(As an example of what I mean: consider Monsanto's powerful herbicide Roundup which kills pretty much anything. In order to grow, say, corn, a farmer who uses Roundup to control weeds has to use "Roundup-ready" seed, also from Monsanto. Traditionally, farmers set aside a portion of their best crop-seed for next year's planting. But Roundup-ready seeds are second-generation sterile -- known in the business as "terminator seeds" -- so that farmers can't put any seed aside from their crop, but must every year buy the newest version from Monsanto. Monsanto argues that this requirement ensures that their technology helps prevent the spread of Roundup resistance to other species. A side note: there is little evidence that the use of Roundup-ready seed increases either the yields or the profits of the farmers who use it.)

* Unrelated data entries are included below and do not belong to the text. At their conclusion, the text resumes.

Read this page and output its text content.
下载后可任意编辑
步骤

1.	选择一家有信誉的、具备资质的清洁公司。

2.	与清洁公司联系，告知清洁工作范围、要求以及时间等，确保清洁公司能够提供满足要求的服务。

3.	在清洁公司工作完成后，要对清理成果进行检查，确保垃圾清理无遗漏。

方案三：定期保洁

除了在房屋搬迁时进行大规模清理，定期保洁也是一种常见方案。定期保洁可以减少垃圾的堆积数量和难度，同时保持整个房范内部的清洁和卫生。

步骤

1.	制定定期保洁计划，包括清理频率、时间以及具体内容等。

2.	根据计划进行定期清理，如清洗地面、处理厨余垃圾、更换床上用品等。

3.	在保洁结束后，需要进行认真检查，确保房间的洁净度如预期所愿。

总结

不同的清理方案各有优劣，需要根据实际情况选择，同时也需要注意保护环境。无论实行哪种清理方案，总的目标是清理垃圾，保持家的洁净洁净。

Anyway, you can understand why I was interested by a pair of articles that appeared this week, one in the Washington Post, about a new seed-breeding technology used by the likes of Monsanto, and the second on National Public Radio, about a move to "open-source" plant breeding.
In the first, by Adrian Higgins (full article, published last Wednesday, here), describes the new technique of "marker-assisted breeding":
Marker-assisted breeding... lays bare the inherent genetic potential of an individual plant to allow breeders to find the most promising seedling among thousands for further breeding. Because the plant’s natural genetic boundaries are not crossed, the resulting commercial hybrid is spared the regulatory gantlet and the public opposition focused on such plants as genetically modified Roundup Ready corn or soybeans, which are engineered to withstand herbicide sprays.
Marker-assisted breeding has been embraced not only by the multinational biotech companies here in California’s Central Valley but also by plant scientists in government, research universities and nongovernmental organizations fervently seeking new, overachieving crops. The goal is to sustainably feed an expanding global population while dealing with the extremes of climate change.
But critics of Big Agriculture worry about the needs of small-scale farmers and breeders. Low-tech conventional breeding — judging plants by how they look and perform, not by their DNA — has been the lifeblood of small seed companies and local growers, often in conjunction with breeding programs at land-grant universities. But those programs have shrunk by a third in recent years, and the remaining ones are increasingly gravitating to the trendy sphere of molecular breeding.
What's a small-scale farmer to do? There may be hope in a new "open-source" seed movement, as reported by Dan Charles on NPR's Morning Edition program (here).
As with open-source software, which is freely available to all for further improvement and development (but not to be converted to a proprietary product), open-source seeds will be made available to all to use and share. At yesterday's inaugural event at the University of Wisconsin - Madison, 29 new varieties of kale, broccoli, quinoa, and other vegetables and grains were released (Wisconsin press release, here).
While many commercial seed companies will not use the open-source seed to breed new varieties (because, as one said, there would be only "limited potential to recoup the investment"), some organic-seed companies have already signed up.